In 1992, 42 percent of Americans agreed strongly or somewhat, and 26 percent of Canadians did. By 2000, 49 percent of Americans agreed, 18 percent of Canadians.
Adams and other scholars point to the varying influence of religion in the two societies. Two-thirds of Americans think religion is important, while a third of Canadians do, according to polls. Nearly half of Americans say they attend church weekly, compared with one in five Canadians.
"We don't have Pat Buchanans and we don't have powerful religious movements shaping social policy the way you do," says Neil Nevitte, professor of political science at the University of Toronto, who also has measured national values.
On religion and related moral questions, the United States is off the charts when compared with other industrialized societies, say those who have studied the subject. America looks most like Ireland. Canada is more in line with Scandinavia, and the rest of Europe.
The contrasting values _ and the latest policy announcements _ might be less surprising to anyone paying attention to a range of Canadian stands over the years: The country has strict gun control, no death penalty and universal health care. Canada signed the Kyoto global warming accord that the United States refused to endorse.
Canada, despite its open spaces, is more urban than the United States, with most of its population clustered in or near cities not far from the border. And despite the whitebread hoser stereotype, Canada accepts more immigrants per capita than the States, making it ethnically diverse. Adams theorizes that Canada's tradition of compromise as opposed to the pursuit of individual fulfillment has paradoxically made the society better able to tolerate a change like gay marriage.

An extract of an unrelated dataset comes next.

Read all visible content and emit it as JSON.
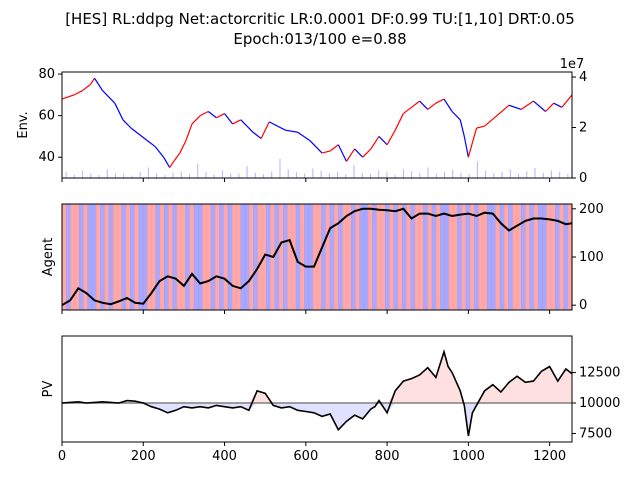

"The point is that the "conservative' society that values "peace, order, and good government' is also the society whose people feel secure enough to acknowledge interdependence," he writes. "To be interdependent means to acknowledge the essential equality of the "other.' "
That sounds right to Machell Louis-Kante, a Native Canadian from British Columbia who is working as an administrative assistant in Washington. She says America's melting-pot ideal implies that people need to shed differences to become more alike. Canada goes to sometimes awkward lengths to allow differences to dwell in each other's orbit, like putting French and English words on the same sign.
So maybe there is a Canadian identity emerging from all of this. Adams reprints in his book a 2002 New Yorker cartoon showing a man and woman in evening dress having cocktails. The man says, "You seem familiar, yet somehow strange _ are you by any chance Canadian?"
But consider how maddening it must be to live next door to a country that has almost 10 times your own country's population, and significantly more money, science, art and adrenaline to show for it.
One way to come into your own as a Canadian is to look at what Americans are up to _ and do the opposite.
"Part of our problem of differentiating ourselves from the United States _ post-World War II and the creation of a global consumer culture manufactured on Madison Avenue and produced in Tinseltown _ all that has made us look at the United States as a mirror to reflect back not what we are, but what we don't want to be," Griffiths says.
Canada can say it's Canada because it has gay marriage, universal health care, gun control and so on, and America doesn't.
Says Griffiths: "I think if the United States ever got a handle on universal health care and gun control, Canada would have a major identity crisis on its hands."